LINEは15日、東京証券取引所市場第一部に上場した。米国時間14日には、ニューヨーク証券取引所にも上場しており、日米同時上場を果たした。今回の件は大きな話題を集めたが、そこには1つの素朴な疑問が残る。アジアの重点国に注力しているLINEがなぜ米国で上場する必要があったのかだ。

LINEの重点地域

LINEが目下、注力しているのは、日本、タイ、台湾、インドネシアだ。全世界の月間アクティブユーザー2億1800万人(2016年3月時点)のうち、この主要4カ国だけでMAUは1億5200万人と全体の約7割を占める。日本、台湾、タイではMAUが1位、インドネシアは1位ではないものの、上位に位置づけられている。
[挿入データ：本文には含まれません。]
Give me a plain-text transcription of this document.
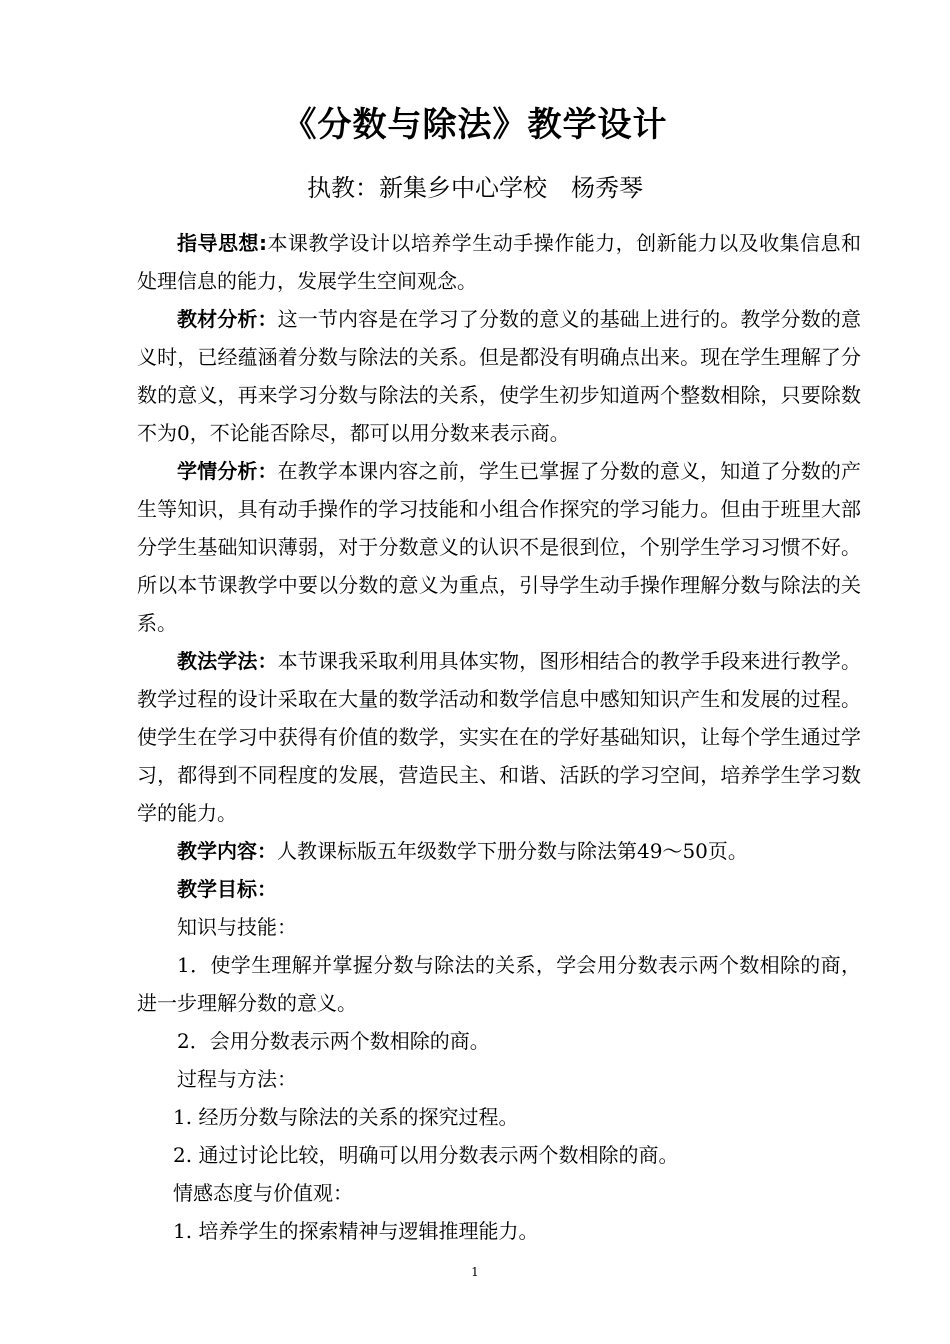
《分数与除法》教学设计
执教：新集乡中心学校　杨秀琴

指导思想:本课教学设计以培养学生动手操作能力，创新能力以及收集信息和处理信息的能力，发展学生空间观念。

教材分析：这一节内容是在学习了分数的意义的基础上进行的。教学分数的意义时，已经蕴涵着分数与除法的关系。但是都没有明确点出来。现在学生理解了分数的意义，再来学习分数与除法的关系，使学生初步知道两个整数相除，只要除数不为0，不论能否除尽，都可以用分数来表示商。

学情分析：在教学本课内容之前，学生已掌握了分数的意义，知道了分数的产生等知识，具有动手操作的学习技能和小组合作探究的学习能力。但由于班里大部分学生基础知识薄弱，对于分数意义的认识不是很到位，个别学生学习习惯不好。所以本节课教学中要以分数的意义为重点，引导学生动手操作理解分数与除法的关系。

教法学法：本节课我采取利用具体实物，图形相结合的教学手段来进行教学。教学过程的设计采取在大量的数学活动和数学信息中感知知识产生和发展的过程。使学生在学习中获得有价值的数学，实实在在的学好基础知识，让每个学生通过学习，都得到不同程度的发展，营造民主、和谐、活跃的学习空间，培养学生学习数学的能力。

教学内容：人教课标版五年级数学下册分数与除法第49～50页。

教学目标：

知识与技能：

1．使学生理解并掌握分数与除法的关系，学会用分数表示两个数相除的商，进一步理解分数的意义。

2．会用分数表示两个数相除的商。

过程与方法：

1. 经历分数与除法的关系的探究过程。

2. 通过讨论比较，明确可以用分数表示两个数相除的商。

情感态度与价值观：

1. 培养学生的探索精神与逻辑推理能力。

1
主要4カ国で月間アクティブユーザー(MAU)は全体の約7割を占める

LINEは全世界をターゲットにユーザー獲得にまい進していた時期もあったが、世界各国でシェアナンバーワンを狙う陣取り合戦はほぼ終わりを迎えており、2015年あたりを境に戦略を転換。選択と集中を進め、主要4カ国でのユーザー数を伸ばし、マネタイズを図った。あるひとつの国・地域において、ナンバーワンのユーザー数、もしくは上位を保つことが最重要なのがメッセージングサービスの世界だ。友達が友達を呼び、ビジネス基盤は強化される。逆に人がいなければ、マネタイズはおろか、使われないサービスとなってしまうというわけだ。

LINEは上場後も、今後もこの主要4カ国に力を入れていく。上場により得た資金をもとにターゲット市場でのユーザー獲得とマネタイズを進めていく。主要4カ国の合計人口は約5億人であり、そのうちの70%以上80%くらいまではユーザーを伸ばせるという見立てだ。その後は、主要4カ国以外の東南アジア各国、中東などの地域を狙っていく。

主要4カ国でのユーザーの獲得とエンゲージメントの強化、サービスの拡充とマネタイズを進め、タイミングを見計らってその他の国を狙っていく

さて、こうしたLINEの戦略を踏まえたうえでひとつ大きな疑問が残る。それは、なぜ米国で上場したのかだ。日本はLINE発祥の国とされ、ユーザー数も多く、売上も多い。資金調達を考えた場合に、東京証券取引所が選択肢あがるのは自然な流れだ。

しかし、先にも説明したように、LINEは米国を直近のターゲットエリアとしていない。メッセンジャーアプリの王者、フェイスブックの牙城を崩すために米国で上場したというのであれば納得できるが、米国市場はそもそも狙っていないのだ。